One way to find the gradient of a function is to rely on the the basic differentiation rules for a single variable and crate the gradient as the vector of partial derivatives.

There are, however, also rules for differentiating directly a function with respect to a vector. A practical overview of these can be found for example in a popular book by Kaare Brandt Petersen and Michael Syskind Pedersen: The Matrix Cookbook.

7.2.4 Higher order derivatives

The partial derivative \(\partial f / \partial x_1\) of a function \(f\) is itself a function (of \(x_i\) and possibly other input variables of \(f\)).
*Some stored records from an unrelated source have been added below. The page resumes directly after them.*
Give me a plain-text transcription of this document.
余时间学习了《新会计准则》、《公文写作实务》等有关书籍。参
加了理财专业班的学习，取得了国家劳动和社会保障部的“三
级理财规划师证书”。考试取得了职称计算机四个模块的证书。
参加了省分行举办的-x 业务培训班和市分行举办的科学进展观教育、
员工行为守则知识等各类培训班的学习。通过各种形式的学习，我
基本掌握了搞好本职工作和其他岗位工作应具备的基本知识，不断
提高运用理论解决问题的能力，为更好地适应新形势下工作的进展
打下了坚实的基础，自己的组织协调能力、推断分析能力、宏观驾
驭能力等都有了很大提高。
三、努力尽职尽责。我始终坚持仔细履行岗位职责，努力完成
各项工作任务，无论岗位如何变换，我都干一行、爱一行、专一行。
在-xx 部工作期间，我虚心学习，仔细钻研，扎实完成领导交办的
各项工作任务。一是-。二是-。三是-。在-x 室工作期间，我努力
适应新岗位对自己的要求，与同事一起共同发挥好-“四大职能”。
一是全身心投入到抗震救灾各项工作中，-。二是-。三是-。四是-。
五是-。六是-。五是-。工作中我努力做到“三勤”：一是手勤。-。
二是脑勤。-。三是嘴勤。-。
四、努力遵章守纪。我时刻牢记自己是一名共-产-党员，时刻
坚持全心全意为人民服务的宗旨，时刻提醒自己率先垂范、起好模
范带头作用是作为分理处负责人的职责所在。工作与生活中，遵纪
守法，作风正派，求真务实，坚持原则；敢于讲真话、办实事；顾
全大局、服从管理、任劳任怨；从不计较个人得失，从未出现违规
We can thus calculate its partial derivatives to create higher-order partial derivatives.

For example, compare these four second-order partial derivatives \[ \frac{\partial^2 f}{\partial x^2} = \frac{\partial}{\partial x} \big[ \frac{\partial f}{\partial x} \big], \qquad \frac{\partial^2 f}{\partial x \partial y} = \frac{\partial}{\partial x} \big[ \frac{\partial f}{\partial y} \big], \qquad \frac{\partial^2 f}{\partial y \partial x} = \frac{\partial}{\partial y} \big[ \frac{\partial f}{\partial x} \big], \qquad \frac{\partial^2 f}{\partial y^2} = \frac{\partial}{\partial y} \big[ \frac{\partial f}{\partial y} \big] \] The first is the second-order partial derivative of \(f\) with respect to \(x\), the second and third are the mixed second-order partial derivatives of \(f\) with respect to \(x\) and \(y\) (and in fact thery are always equal because the order of differentiation does not matter), and the last is the second-order partial derivative of \(f\) with respect to \(y\).

We can continue similarly with the differntiation for 3rd-, 4th-, etc. partial derivatives.